7.) Make sure your page load time is fast

This is a pretty basic point, but if you have a big site then you need a fast server in order to allow GoogleBot to crawl as many pages as possible in the shortest amount of time. Check speed performance with Google Webmaster Central to evaluate how fast your server truly is.

The point here is to make sure that the size of your site’s pages (KB) are as small as possible to help decrease page loading times. Two tips are to move any javascript or CSS coding to an external file, and to remove any unused or commented code from your pages.

Goal: Simply put; to have the fastest loading website and pages.
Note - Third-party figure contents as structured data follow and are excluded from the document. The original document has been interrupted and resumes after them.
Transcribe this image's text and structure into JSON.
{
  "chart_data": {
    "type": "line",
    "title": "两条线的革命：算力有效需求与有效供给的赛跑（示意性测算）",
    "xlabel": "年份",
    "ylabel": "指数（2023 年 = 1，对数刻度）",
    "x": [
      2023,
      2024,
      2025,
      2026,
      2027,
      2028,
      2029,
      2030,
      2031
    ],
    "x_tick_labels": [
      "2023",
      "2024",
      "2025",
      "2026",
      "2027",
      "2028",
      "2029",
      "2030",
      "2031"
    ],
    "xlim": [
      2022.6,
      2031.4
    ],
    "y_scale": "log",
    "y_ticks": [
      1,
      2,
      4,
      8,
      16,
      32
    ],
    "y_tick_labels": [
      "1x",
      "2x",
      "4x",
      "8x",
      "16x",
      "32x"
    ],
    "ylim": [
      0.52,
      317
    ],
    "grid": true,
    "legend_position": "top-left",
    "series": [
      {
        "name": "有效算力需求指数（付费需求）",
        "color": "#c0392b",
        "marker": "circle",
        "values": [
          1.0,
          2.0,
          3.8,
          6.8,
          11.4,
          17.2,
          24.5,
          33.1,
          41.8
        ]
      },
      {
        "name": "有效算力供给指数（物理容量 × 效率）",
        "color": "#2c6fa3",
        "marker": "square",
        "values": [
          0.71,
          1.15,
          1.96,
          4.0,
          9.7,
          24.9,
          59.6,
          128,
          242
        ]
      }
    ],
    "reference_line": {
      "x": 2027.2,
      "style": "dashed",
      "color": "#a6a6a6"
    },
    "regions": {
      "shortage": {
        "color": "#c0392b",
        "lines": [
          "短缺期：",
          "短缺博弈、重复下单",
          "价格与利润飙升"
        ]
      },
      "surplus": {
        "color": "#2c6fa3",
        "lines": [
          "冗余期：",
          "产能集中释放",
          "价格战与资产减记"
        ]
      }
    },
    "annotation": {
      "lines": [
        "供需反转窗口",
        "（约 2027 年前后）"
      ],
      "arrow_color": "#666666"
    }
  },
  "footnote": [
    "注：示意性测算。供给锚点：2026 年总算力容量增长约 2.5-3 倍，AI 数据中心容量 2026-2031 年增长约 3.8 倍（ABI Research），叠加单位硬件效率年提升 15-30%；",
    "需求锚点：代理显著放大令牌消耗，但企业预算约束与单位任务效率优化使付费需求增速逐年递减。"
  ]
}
This requires a fast server that will be able to handle the amount of requests coming in from the search engines (crawlability) and users (traffic).

Conclusion

Once again, crawlability and indexability are some of the most important aspects of SEO as you need your site to get both crawled and indexed in order to get any organic traffic from Google and the other search engines. Stay tuned as next week I'll assist you with improving your indexability and maintaining your indexed pages.

Paul Teitelman

I'm a SEO Manager here at SEP and am responsible for overseeing the organic ranking of clients for their major keywords. When I'm not in front of computers my main passions are drumming, hockey and hanging out up north at my cottage in Muskoka.

You May Also Like

6 Responses to “Crawlability Enhancers: 7 Tips for Deep Crawling Success”

  1. Kimi says:

    About the menubar, didn't know it before reading this post. I was interested on creating the navigation with javascript, your post makes me think twice lol :D
    .-= Kimi recently posted: Back up and Restore in wordpress =-.

  2. FF says:

    Great article Paul, you make a lot of valid points. I tell a lot of clients about the simple things that you mention, some take it on board, some don't.

  3. [...] Crawlability Enhancers: 7 Tips for Deep Crawling Success – this is an interesting area (discovery/indexation) I’ve been personally doing some research into lately. This post is actually quite important for those that aren’t actively seeking better craw-ability. Read it! [...]

  4. [...] is to get the pages initially indexed and then more importantly, to keep those pages in the index. As mentioned earlier, just because a page is crawled doesn’t mean it will necessarily get indexed, so make sure that [...]

  5. Philip says:

    All the points are good, but the post leaves out the most important information. To wit, the crawl rate and the depth of crawling are directly proportional to your PR/backlinks (Google has recently admitted this). Another major omissions is URL canonicalization for duplicate content, not to mention more minor ones.

  6. Michael Lucy says:

    Hi Paul .. Thank you for the article, we will be citing this publication for some upcoming SEO workshops we have scheduled here in Detroit .. Is there a generalized strategy for linking back to your site; example: should you go about building backlinks by focusing on homepage for the initial part of your campaign THEN after a certain amount of backlinks are established start driving traffic to deeper more embedded parts of your site? Vice Versa or a mixture of both? Is there an order of priority?